A humane society director warns that dogs addicted to Prozac become unadoptable.
Shirley Moore, director of Save a Dog of Sudbury, Massachusetts, writes:
I’m not surprised that the pet-loving population is not warned about Prozac. I just took a call from a woman last week whose dog was biting the kids and of course, the dog was on Prozac and she was told nothing about the side effects. She wanted to turn the dog over to the humane society, but I had to tell her that we can’t take dogs who are on Prozac because you can’t get them off of it. It’s designed to keep you coming back for more, just like all the other pharmaceuticals foisted on the pet owners.
There is disagreement and dissent within the veterinary community over a number of such medications.
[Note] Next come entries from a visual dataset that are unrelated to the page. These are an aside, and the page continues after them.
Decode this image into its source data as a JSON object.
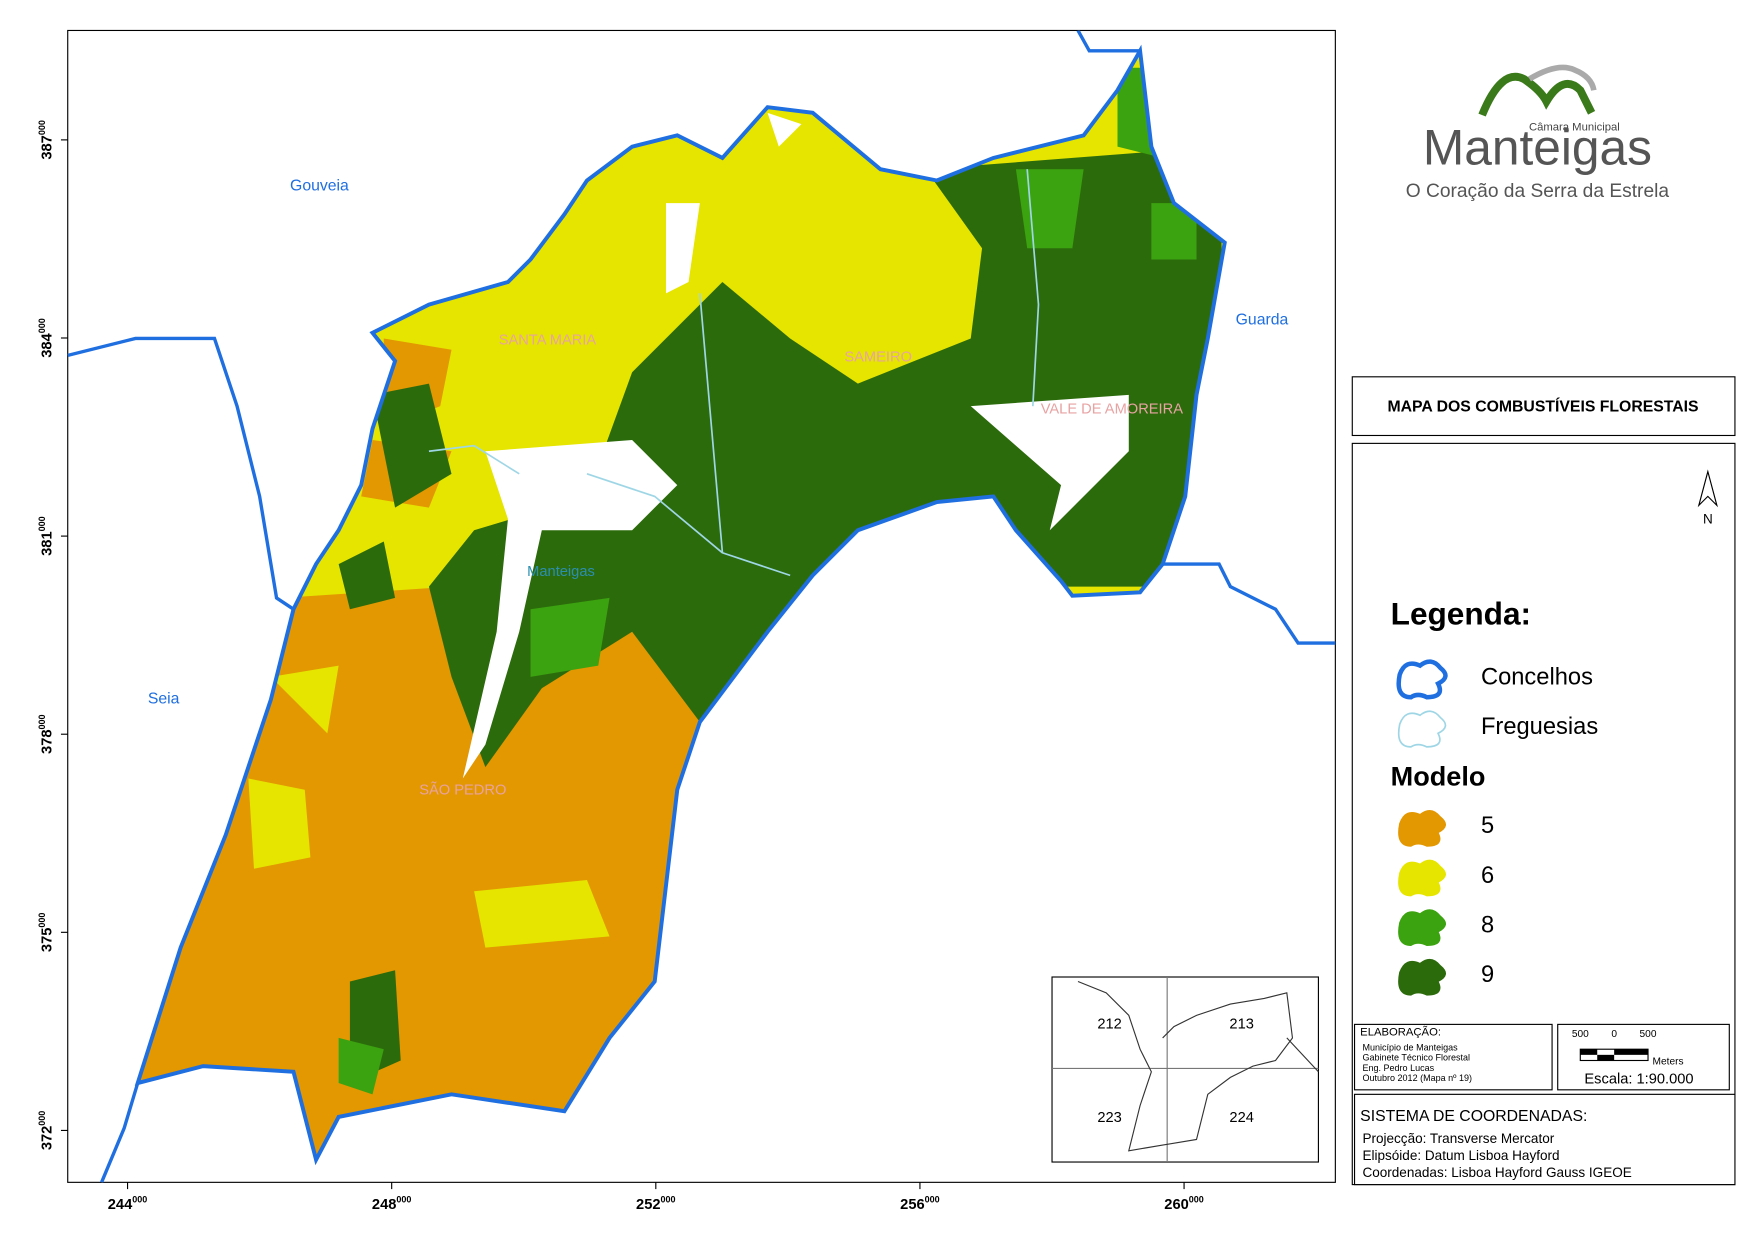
{
  "map": {
    "title": "MAPA DOS COMBUSTÍVEIS FLORESTAIS",
    "xlim": [
      243094,
      262291
    ],
    "ylim": [
      371214,
      388657
    ],
    "xticks": [
      244000,
      248000,
      252000,
      256000,
      260000
    ],
    "yticks": [
      372000,
      375000,
      378000,
      381000,
      384000,
      387000
    ],
    "neighbours": [
      "Gouveia",
      "Guarda",
      "Seia"
    ],
    "parishes": [
      "SANTA MARIA",
      "SAMEIRO",
      "VALE DE AMOREIRA",
      "SÃO PEDRO"
    ],
    "town": "Manteigas"
  },
  "logo": {
    "council": "Câmara Municipal",
    "name": "Manteigas",
    "tagline": "O Coração da Serra da Estrela"
  },
  "north": "N",
  "legend": {
    "title": "Legenda:",
    "boundaries": [
      {
        "label": "Concelhos",
        "color": "#1f6fe0"
      },
      {
        "label": "Freguesias",
        "color": "#9fd6e6"
      }
    ],
    "model_title": "Modelo",
    "models": [
      {
        "label": "5",
        "color": "#e39700"
      },
      {
        "label": "6",
        "color": "#e5e500"
      },
      {
        "label": "8",
        "color": "#3ba30f"
      },
      {
        "label": "9",
        "color": "#2c6b0c"
      }
    ]
  },
  "credits": {
    "heading": "ELABORAÇÃO:",
    "lines": [
      "Município de Manteigas",
      "Gabinete Técnico Florestal",
      "Eng. Pedro Lucas",
      "Outubro 2012 (Mapa nº 19)"
    ]
  },
  "scale": {
    "ticks": [
      "500",
      "0",
      "500"
    ],
    "unit": "Meters",
    "text": "Escala: 1:90.000"
  },
  "coordinates": {
    "heading": "SISTEMA DE COORDENADAS:",
    "lines": [
      "Projecção: Transverse Mercator",
      "Elipsóide: Datum Lisboa Hayford",
      "Coordenadas: Lisboa Hayford Gauss IGEOE"
    ]
  },
  "inset": {
    "labels": [
      "212",
      "213",
      "223",
      "224"
    ]
  }
}
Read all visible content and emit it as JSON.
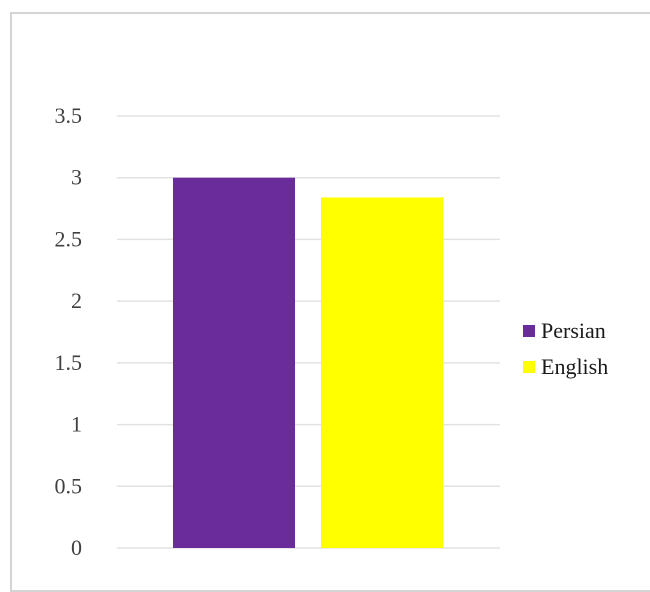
{
  "chart_data": {
    "type": "bar",
    "categories": [
      ""
    ],
    "series": [
      {
        "name": "Persian",
        "values": [
          3.0
        ],
        "color": "#6a2c9a"
      },
      {
        "name": "English",
        "values": [
          2.84
        ],
        "color": "#ffff00"
      }
    ],
    "ylim": [
      0,
      3.5
    ],
    "yticks": [
      "0",
      "0.5",
      "1",
      "1.5",
      "2",
      "2.5",
      "3",
      "3.5"
    ],
    "grid": true,
    "legend_position": "right",
    "title": "",
    "xlabel": "",
    "ylabel": ""
  }
}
The American Veterinary Medical Association’s annual convention in New Orleans, attended by more than 10,000 of the country’s leading vets, saw a heated debate about the doggie antidepressants Clomicalm and Reconcile, and Slentrol, the world’s first canine anti-obesity pill.
The veterinarian at Eli Lilly, the company that makes Reconcile, says, “Behavior modification by itself works. There’s not any question about that. But if you use behavior modification in conjunction with Reconcile, it works quicker and it works better.” Yet Eli Lilly’s own study showed that short-term side effects include lethargy, depression, and loss of appetite. Is that an example of “working better”?
As we pointed out in our article and Shirley Moore underlined, it is easy to start antidepressant medications. But as with any highly addictive substance, it can be difficult to impossible to get off them.